Robert B. Schmidt, 39, of Walla Walla died Tuesday night, a family friend and employee said this morning.
The cause of death is still being determined, said Seth Ruzicka, QualitySmith president.
"Above a boss, above a mentor, above anything else, Rob was one of my very best friends," Ruzicka said.
He said the company is expected to continue operating. Ruzicka said the family intends to "follow down the path of Rob's vision and finish what he started."
Schmidt, who attended Walla Walla Valley Academy and went on to Walla Walla University, was a consummate entrepreneur. He started QualitySmith -- then known as RBS Interactive -- in 2001 with a laptop and one other employee and grew it into one of Walla Walla County's largest employers at one point. The business served as a service-professional-finder for clients all across the country.

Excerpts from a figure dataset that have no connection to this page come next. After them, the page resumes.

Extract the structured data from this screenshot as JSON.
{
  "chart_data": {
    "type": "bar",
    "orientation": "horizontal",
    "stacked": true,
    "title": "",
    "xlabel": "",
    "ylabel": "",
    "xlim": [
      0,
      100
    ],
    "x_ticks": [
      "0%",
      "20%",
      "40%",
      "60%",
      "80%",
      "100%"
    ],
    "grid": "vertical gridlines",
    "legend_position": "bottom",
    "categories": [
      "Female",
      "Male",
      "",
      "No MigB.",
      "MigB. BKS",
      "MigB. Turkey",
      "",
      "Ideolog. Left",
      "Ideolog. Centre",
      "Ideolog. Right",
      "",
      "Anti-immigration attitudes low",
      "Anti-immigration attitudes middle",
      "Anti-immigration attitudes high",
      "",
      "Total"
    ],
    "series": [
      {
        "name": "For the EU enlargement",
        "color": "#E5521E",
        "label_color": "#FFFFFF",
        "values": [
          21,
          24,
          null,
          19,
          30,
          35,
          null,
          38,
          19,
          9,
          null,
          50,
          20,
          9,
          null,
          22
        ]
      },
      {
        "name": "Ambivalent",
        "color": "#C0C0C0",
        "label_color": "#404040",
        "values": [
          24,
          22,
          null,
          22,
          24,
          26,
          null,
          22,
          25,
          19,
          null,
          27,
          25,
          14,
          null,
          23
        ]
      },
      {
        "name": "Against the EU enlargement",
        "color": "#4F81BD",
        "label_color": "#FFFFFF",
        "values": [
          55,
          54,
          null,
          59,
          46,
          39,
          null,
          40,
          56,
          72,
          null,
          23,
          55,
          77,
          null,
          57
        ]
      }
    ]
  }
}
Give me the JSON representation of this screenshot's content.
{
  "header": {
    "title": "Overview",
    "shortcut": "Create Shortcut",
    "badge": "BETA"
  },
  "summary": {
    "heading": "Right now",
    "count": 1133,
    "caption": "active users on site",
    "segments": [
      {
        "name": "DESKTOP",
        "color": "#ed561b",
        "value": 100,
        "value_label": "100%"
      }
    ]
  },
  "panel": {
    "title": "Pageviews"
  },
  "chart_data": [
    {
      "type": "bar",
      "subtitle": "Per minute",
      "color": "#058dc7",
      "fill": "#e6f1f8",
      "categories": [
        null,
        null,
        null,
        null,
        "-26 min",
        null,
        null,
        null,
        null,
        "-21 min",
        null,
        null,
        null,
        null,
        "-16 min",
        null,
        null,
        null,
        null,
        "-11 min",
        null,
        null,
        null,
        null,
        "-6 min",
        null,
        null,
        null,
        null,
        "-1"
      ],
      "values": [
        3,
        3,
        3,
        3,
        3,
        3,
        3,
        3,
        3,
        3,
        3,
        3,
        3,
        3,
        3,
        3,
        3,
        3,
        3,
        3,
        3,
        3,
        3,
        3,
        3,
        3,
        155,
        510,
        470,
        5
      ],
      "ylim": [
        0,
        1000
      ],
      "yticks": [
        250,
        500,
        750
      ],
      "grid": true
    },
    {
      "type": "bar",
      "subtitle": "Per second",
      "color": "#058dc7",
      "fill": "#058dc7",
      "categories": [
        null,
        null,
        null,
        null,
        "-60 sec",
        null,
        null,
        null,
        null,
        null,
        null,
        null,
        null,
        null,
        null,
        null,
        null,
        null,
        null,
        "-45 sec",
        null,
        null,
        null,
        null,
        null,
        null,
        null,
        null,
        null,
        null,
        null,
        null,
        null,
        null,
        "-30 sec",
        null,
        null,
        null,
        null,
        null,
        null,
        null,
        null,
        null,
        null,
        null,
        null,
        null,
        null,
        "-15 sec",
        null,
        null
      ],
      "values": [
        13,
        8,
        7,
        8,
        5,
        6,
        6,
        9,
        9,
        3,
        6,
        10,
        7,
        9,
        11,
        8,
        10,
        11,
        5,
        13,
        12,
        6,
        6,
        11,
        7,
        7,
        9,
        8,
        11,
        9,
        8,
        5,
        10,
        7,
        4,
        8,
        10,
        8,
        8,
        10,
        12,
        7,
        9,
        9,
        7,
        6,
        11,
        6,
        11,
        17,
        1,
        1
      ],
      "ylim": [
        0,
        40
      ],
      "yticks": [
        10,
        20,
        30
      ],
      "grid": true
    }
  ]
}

Consumers in search of home-improvement contractors from siding specialists to roofers find pre-screened companies on the QualitySmith website. The Walla Walla company sends "leads" to its list of contractors. The contractors then contact the clients with bids for the jobs. Revenue comes from fees to contractors each time a lead is delivered.
The same business model is used for Schmidt's second business, Glass.net, a windshield replacement finder firm.
The operation moved into its current location on Second Avenue in 2006, when Schmidt purchased the former Regence BlueShield building. The company at one point had grown to more than 100 employees, and the business had been recognized as one of the state's best places to work by Washington CEO magazine.
The award recognized a family-like environment painstakingly crafted by Schmidt to engage workers. Employees were encouraged to gather for PlayStation tournaments or work out in a gym built in the basement of the building. One year, employees who graduated from college were given iPod shuffles as gifts. Fathers in the company received barbecue tools for Father's Day.
The company had fallen on turbulent times last year at the hands of the recession. Once the 44th largest employer, it endured three rounds of layoffs in 2009, including the closure of its call center. Schmidt was bracing for a comeback earlier this year when he returned to the helm of the company.
But as changes were on the horizon, Schmidt was hospitalized in an airplane crash in July.
Ruzicka said few details of Schmidt's death were available this morning. He said funeral plans are in the works.